In 2011, a 30-week Get Fit Together study started with 25 sedentary individuals spending an initial six-week period “dipping their toes” into fitness. They then built up to a six-day-a-week exercise schedule, doing a variety of Les Mills workouts that mirrored the Physical Activity Guidelines for Fitness.

The gradual introduction meant that instead of feeling sore from overworking unfit muscles and giving up, the group actually enjoyed their path into exercise.
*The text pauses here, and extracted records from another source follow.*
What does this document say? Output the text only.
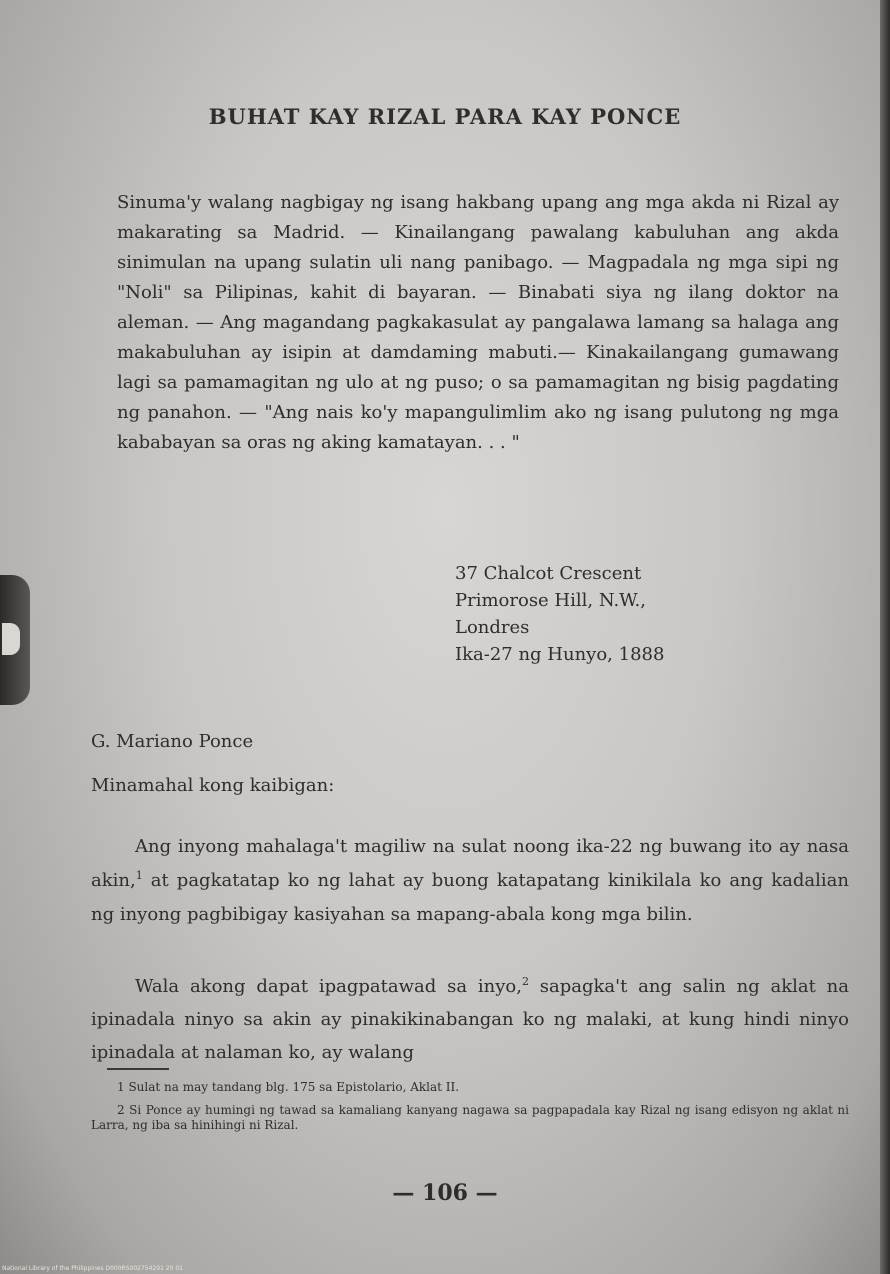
BUHAT KAY RIZAL PARA KAY PONCE

Sinuma'y walang nagbigay ng isang hakbang upang ang mga akda ni Rizal ay makarating sa Madrid. — Kinailangang pawalang kabuluhan ang akda sinimulan na upang sulatin uli nang panibago. — Magpadala ng mga sipi ng "Noli" sa Pilipinas, kahit di bayaran. — Binabati siya ng ilang doktor na aleman. — Ang magandang pagkakasulat ay pangalawa lamang sa halaga ang makabuluhan ay isipin at damdaming mabuti.— Kinakailangang gumawang lagi sa pamamagitan ng ulo at ng puso; o sa pamamagitan ng bisig pagdating ng panahon. — "Ang nais ko'y mapangulimlim ako ng isang pulutong ng mga kababayan sa oras ng aking kamatayan. . . "

37 Chalcot Crescent
Primorose Hill, N.W.,
Londres
Ika-27 ng Hunyo, 1888
G. Mariano Ponce
Minamahal kong kaibigan:

Ang inyong mahalaga't magiliw na sulat noong ika-22 ng buwang ito ay nasa akin,$^1$ at pagkatatap ko ng lahat ay buong katapatang kinikilala ko ang kadalian ng inyong pagbibigay kasiyahan sa mapang-abala kong mga bilin.

Wala akong dapat ipagpatawad sa inyo,$^2$ sapagka't ang salin ng aklat na ipinadala ninyo sa akin ay pinakikinabangan ko ng malaki, at kung hindi ninyo ipinadala at nalaman ko, ay walang

1 Sulat na may tandang blg. 175 sa Epistolario, Aklat II.

2 Si Ponce ay humingi ng tawad sa kamaliang kanyang nagawa sa pagpapadala kay Rizal ng isang edisyon ng aklat ni Larra, ng iba sa hinihingi ni Rizal.

— 106 —
National Library of the Philippines D000RS002754201 20 01
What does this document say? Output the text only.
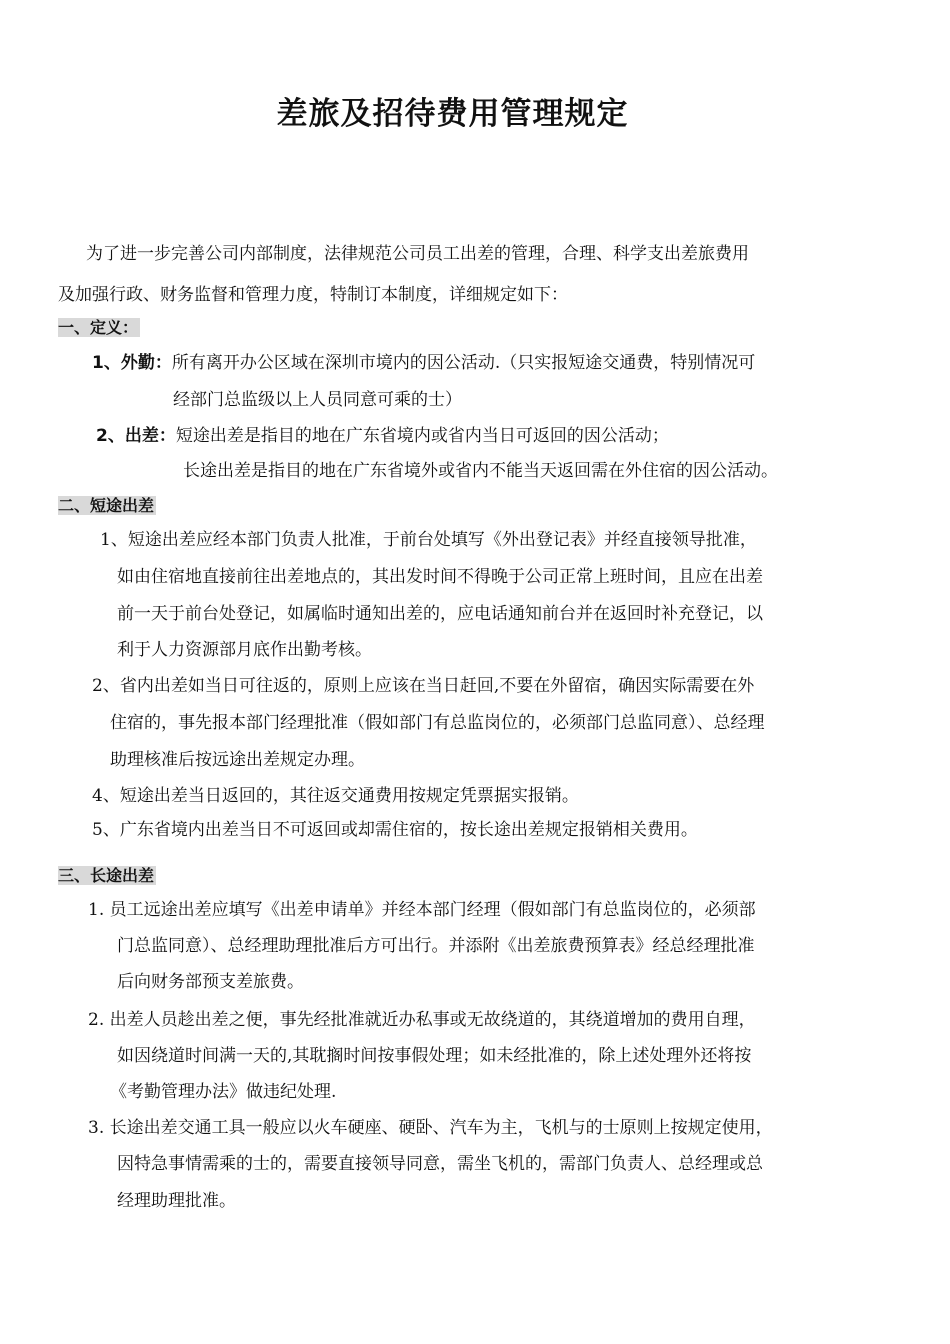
差旅及招待费用管理规定
为了进一步完善公司内部制度，法律规范公司员工出差的管理，合理、科学支出差旅费用
及加强行政、财务监督和管理力度，特制订本制度，详细规定如下：
一、定义：
1、外勤：所有离开办公区域在深圳市境内的因公活动.（只实报短途交通费，特别情况可
经部门总监级以上人员同意可乘的士）
2、出差：短途出差是指目的地在广东省境内或省内当日可返回的因公活动；
长途出差是指目的地在广东省境外或省内不能当天返回需在外住宿的因公活动。
二、短途出差
1、短途出差应经本部门负责人批准，于前台处填写《外出登记表》并经直接领导批准，
如由住宿地直接前往出差地点的，其出发时间不得晚于公司正常上班时间，且应在出差
前一天于前台处登记，如属临时通知出差的，应电话通知前台并在返回时补充登记，以
利于人力资源部月底作出勤考核。
2、省内出差如当日可往返的，原则上应该在当日赶回,不要在外留宿，确因实际需要在外
住宿的，事先报本部门经理批准（假如部门有总监岗位的，必须部门总监同意）、总经理
助理核准后按远途出差规定办理。
4、短途出差当日返回的，其往返交通费用按规定凭票据实报销。
5、广东省境内出差当日不可返回或却需住宿的，按长途出差规定报销相关费用。
三、长途出差
1. 员工远途出差应填写《出差申请单》并经本部门经理（假如部门有总监岗位的，必须部
门总监同意）、总经理助理批准后方可出行。并添附《出差旅费预算表》经总经理批准
后向财务部预支差旅费。
2. 出差人员趁出差之便，事先经批准就近办私事或无故绕道的，其绕道增加的费用自理，
如因绕道时间满一天的,其耽搁时间按事假处理；如未经批准的，除上述处理外还将按
《考勤管理办法》做违纪处理.
3. 长途出差交通工具一般应以火车硬座、硬卧、汽车为主，飞机与的士原则上按规定使用，
因特急事情需乘的士的，需要直接领导同意，需坐飞机的，需部门负责人、总经理或总
经理助理批准。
Participants enjoyed reductions in body mass, fat body mass percentage and total cholesterol, and elevations in oxygen consumption and lean body mass percentages. On average, they delayed the onset of cardiovascular disease by 3.6 years.

Most significantly, over the 30-week study, 20 out of 25 study participants never missed a workout – a compliance rate of 98.8 percent – almost unheard of in exercise studies. Such a high level of commitment highlights how combining a steady start with the support of others can work wonders.

Another 12-week study in 2017 found that those who did group workouts scored significantly higher in terms of stress-reduction and physical, mental, and emotional quality of life compared to those people who worked out alone.

The data showed the CXWORX group experienced:

  • 12.6 percent increase in mental Quality of Life (QOL)
  • 24.8 percent increase in physical QOL
  • 26 percent increase in emotional QOL
  • 26.2 percent decrease in perceived stress

A comparison group were found to have an increase of Mental QOL of just 11 percent, with no other significant benefits.

A more recent study in 2019 found that exercisers experience increased levels of individual enjoyment, exertion and satisfaction as a result of group exercise.

This latest research, which evaluated 97 people’s group fitness experiences at the same facility over a two-week period, identifies the powerful role “the group effect” plays in positively influencing our overall workout experiences – and the likelihood that we’ll stick at it and come back for more.